Parallel texts — which include sentences in one language and their corresponding translations in another — are the backbone of most NMT training methods. And while more bitext examples typically lead to better translation performance, gathering large parallel corpora across a wide number of languages is a resource-intensive task. Our method automates and parallelizes this bitext mining process, processing multiple batches of 50 million examples at a time on an 8-GPU server. Using the FAISS library, we’re able to calculate the distance between all the sentence embeddings in each batch, with every calculation performed in parallel. This enables a rapid extraction of sentence pairs, pulled from a greater variety of publicly available texts than similar datasets, including our Wikipedia-based WikiMatrix.

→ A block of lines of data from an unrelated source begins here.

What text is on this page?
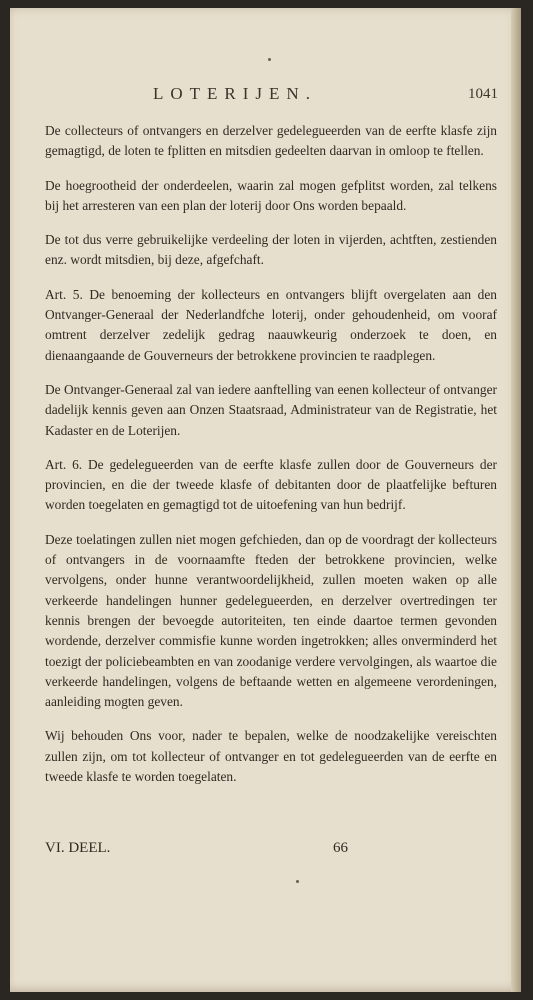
LOTERIJEN.	1041

De collecteurs of ontvangers en derzelver gedelegueerden van de eerfte klasfe zijn gemagtigd, de loten te fplitten en mitsdien gedeelten daarvan in omloop te ftellen.

De hoegrootheid der onderdeelen, waarin zal mogen gefplitst worden, zal telkens bij het arresteren van een plan der loterij door Ons worden bepaald.

De tot dus verre gebruikelijke verdeeling der loten in vijerden, achtften, zestienden enz. wordt mitsdien, bij deze, afgefchaft.

Art. 5. De benoeming der kollecteurs en ontvangers blijft overgelaten aan den Ontvanger-Generaal der Nederlandfche loterij, onder gehoudenheid, om vooraf omtrent derzelver zedelijk gedrag naauwkeurig onderzoek te doen, en dienaangaande de Gouverneurs der betrokkene provincien te raadplegen.

De Ontvanger-Generaal zal van iedere aanftelling van eenen kollecteur of ontvanger dadelijk kennis geven aan Onzen Staatsraad, Administrateur van de Registratie, het Kadaster en de Loterijen.

Art. 6. De gedelegueerden van de eerfte klasfe zullen door de Gouverneurs der provincien, en die der tweede klasfe of debitanten door de plaatfelijke befturen worden toegelaten en gemagtigd tot de uitoefening van hun bedrijf.

Deze toelatingen zullen niet mogen gefchieden, dan op de voordragt der kollecteurs of ontvangers in de voornaamfte fteden der betrokkene provincien, welke vervolgens, onder hunne verantwoordelijkheid, zullen moeten waken op alle verkeerde handelingen hunner gedelegueerden, en derzelver overtredingen ter kennis brengen der bevoegde autoriteiten, ten einde daartoe termen gevonden wordende, derzelver commisfie kunne worden ingetrokken; alles onverminderd het toezigt der policiebeambten en van zoodanige verdere vervolgingen, als waartoe die verkeerde handelingen, volgens de beftaande wetten en algemeene verordeningen, aanleiding mogten geven.

Wij behouden Ons voor, nader te bepalen, welke de noodzakelijke vereischten zullen zijn, om tot kollecteur of ontvanger en tot gedelegueerden van de eerfte en tweede klasfe te worden toegelaten.

VI. DEEL.	66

CCMatrix enables the NMT research community to leverage much larger bitext datasets than was previously possible for scores of language pairs. This can accelerate creation of more effective NMT models that work with more languages, particularly low-resource ones that have relatively limited corpora.
Because of its large scale and its use of a broad array of public texts, we believe that CCMatrix will become one of the most commonly used resources for building and evaluating systems across the field of NMT. We also hope that the technique we used to create CCMatrix will help the research community develop new ways to create large-scale datasets that will improve translation tools used by people around the globe.